Ive very recently discovered the world of gRPC and im super enthusiastic about how i can use it.. Just so i can understand the potential benefits. i set up the following benchmark test..
track 1: JSON over http1 using a spring boot app running on a google compute engine.
public static void main(String[] args){
HttpClient httpClient = HttpClientBuilder.create().build();
ObjectMapper mapper = new ObjectMapper();
try {
long startTime = System.currentTimeMillis();
for(int i=0;i<1000;i++) {
MessageRequest value = new MessageRequest(new CharacterMessage(UUID.randomUUID(), new Vector(10, 20, 30)));
HttpPost request = new HttpPost("http://[google compute engine ip]:8080/character");
StringEntity params = new StringEntity(mapper.writeValueAsString(value));
request.addHeader("content-type", "application/json");
request.addHeader("Accept", "application/json");
request.setEntity(params);
HttpResponse response = httpClient.execute(request);
BufferedReader br = new BufferedReader(new InputStreamReader((response.getEntity().getContent())));
String output;
StringBuilder sb = new StringBuilder();
while ((output = br.readLine()) != null) {
sb.append(output);
}
MessageResponse mr = mapper.readValue(sb.toString(), MessageResponse.class);
System.out.println("Output from Server .... \n");
System.out.println(mr.getCharacterMessage().getPossition());
}
System.out.println("all done!!:"+(System.currentTimeMillis()-startTime));
}catch (Exception ex) {
ex.printStackTrace();
} track 2: proto buffer over http2 using grpc server running on google compute engine
public static void main(String[] args){
ManagedChannel channel = ManagedChannelBuilder
.forAddress("[googgle compute engine ip]", 8080)
.usePlaintext(true)
.build();
CharacterServiceGrpc.CharacterServiceBlockingStub stub = CharacterServiceGrpc.newBlockingStub(channel);
long startTime = System.currentTimeMillis();
for(int i=0;i<1000;i++) {
MessageResponse response = stub.updateCharacter(
MessageRequest.newBuilder()
.setCharacterMessage(
CharacterMessage.newBuilder()
.setId(ByteString.copyFrom(asBytes(UUID.randomUUID())))

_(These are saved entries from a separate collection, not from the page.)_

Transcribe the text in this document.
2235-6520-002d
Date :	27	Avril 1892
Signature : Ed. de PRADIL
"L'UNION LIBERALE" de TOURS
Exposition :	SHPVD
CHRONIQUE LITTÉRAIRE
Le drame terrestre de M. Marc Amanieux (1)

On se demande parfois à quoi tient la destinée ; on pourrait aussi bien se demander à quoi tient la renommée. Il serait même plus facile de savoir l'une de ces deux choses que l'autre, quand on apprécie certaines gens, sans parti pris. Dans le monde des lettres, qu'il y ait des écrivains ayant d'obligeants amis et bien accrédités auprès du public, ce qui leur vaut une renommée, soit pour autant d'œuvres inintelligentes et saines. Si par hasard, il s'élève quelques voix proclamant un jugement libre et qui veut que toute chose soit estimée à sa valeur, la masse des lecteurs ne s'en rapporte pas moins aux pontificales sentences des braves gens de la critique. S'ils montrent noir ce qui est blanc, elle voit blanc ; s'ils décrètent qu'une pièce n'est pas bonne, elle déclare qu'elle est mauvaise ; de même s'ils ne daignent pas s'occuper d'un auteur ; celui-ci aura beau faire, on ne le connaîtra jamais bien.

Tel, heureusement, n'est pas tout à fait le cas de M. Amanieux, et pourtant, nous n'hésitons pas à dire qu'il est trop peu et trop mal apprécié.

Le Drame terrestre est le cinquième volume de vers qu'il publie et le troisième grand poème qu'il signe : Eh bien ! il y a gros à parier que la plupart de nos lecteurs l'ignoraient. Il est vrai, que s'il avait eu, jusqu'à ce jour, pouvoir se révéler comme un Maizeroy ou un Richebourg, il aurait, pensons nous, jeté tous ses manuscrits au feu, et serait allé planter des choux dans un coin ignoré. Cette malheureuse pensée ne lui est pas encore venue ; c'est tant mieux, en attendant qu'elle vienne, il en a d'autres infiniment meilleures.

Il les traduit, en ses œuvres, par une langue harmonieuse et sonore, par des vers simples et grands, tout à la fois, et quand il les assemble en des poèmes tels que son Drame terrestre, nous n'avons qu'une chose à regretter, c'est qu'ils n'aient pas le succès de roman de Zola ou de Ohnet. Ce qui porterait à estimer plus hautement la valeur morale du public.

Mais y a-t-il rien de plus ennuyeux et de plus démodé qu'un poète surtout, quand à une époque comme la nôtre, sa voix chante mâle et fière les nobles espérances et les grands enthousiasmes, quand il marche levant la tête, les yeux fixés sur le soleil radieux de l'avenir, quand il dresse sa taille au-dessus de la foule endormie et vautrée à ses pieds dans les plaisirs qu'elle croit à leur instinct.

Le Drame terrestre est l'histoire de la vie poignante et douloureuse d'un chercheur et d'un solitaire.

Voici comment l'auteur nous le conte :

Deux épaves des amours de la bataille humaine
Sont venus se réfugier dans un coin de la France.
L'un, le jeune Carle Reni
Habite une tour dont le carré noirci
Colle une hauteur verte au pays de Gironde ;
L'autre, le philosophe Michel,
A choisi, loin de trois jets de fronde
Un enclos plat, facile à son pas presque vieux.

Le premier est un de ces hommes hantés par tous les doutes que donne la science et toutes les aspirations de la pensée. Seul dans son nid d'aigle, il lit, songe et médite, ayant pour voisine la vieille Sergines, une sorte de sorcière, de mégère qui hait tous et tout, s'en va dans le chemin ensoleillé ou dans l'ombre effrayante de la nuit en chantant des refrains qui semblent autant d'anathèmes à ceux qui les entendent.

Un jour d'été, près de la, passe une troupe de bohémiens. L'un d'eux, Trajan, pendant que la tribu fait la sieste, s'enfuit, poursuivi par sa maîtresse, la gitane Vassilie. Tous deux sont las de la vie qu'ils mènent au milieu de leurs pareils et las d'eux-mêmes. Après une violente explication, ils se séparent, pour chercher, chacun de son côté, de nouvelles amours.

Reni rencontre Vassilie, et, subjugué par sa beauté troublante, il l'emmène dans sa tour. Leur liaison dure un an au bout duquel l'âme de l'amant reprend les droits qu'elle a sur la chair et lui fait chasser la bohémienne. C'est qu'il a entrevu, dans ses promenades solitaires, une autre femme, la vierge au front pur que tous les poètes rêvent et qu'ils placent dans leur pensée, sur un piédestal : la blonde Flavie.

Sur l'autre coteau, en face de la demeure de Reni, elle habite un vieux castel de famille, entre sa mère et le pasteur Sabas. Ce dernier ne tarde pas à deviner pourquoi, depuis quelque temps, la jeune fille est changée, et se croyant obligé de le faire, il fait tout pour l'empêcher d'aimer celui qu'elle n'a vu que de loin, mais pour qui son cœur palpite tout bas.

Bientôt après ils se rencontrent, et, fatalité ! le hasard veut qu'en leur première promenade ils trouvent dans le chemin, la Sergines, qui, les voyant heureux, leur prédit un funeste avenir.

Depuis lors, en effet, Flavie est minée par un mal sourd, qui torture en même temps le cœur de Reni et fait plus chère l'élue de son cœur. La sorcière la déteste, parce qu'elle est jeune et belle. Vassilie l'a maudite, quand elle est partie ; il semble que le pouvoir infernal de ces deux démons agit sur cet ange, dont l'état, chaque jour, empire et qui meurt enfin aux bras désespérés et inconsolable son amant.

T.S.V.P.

.setPosstion(Vector.newBuilder()
.setX(10).setY(20).setZ(30).build())
.build())
.build());
System.out.println("response:" + response.getCharacterMessage().getPosstion());
}
System.out.println("finished message transfer:"+(System.currentTimeMillis()-startTime));
}
public static byte[] asBytes(UUID uuid) {
ByteBuffer bb = ByteBuffer.wrap(new byte[16]);
bb.putLong(uuid.getMostSignificantBits());
bb.putLong(uuid.getLeastSignificantBits());
return bb.array();
}
So i ran both cases (each does a 1000) request from my place in New Zealand to us-west. I was obviously expecting the gRPC to do better.. But to my surprise (and disappointment) it didn't.. The JSON/HTTP1 completed in
349270 milliseconds but the gRPC scenario took
364541 milliseconds to finish..
Can anyone explain what might be going on here?
I would have thought because http being binary more easy to parse and being more compact that it would do better than REST.. Maybe spring-boot is doing something clever? I do know that on a case like this you would use a stream and that finishes in 1974 milliseconds.. But i would have through that just call to call gRPC would do faster as well.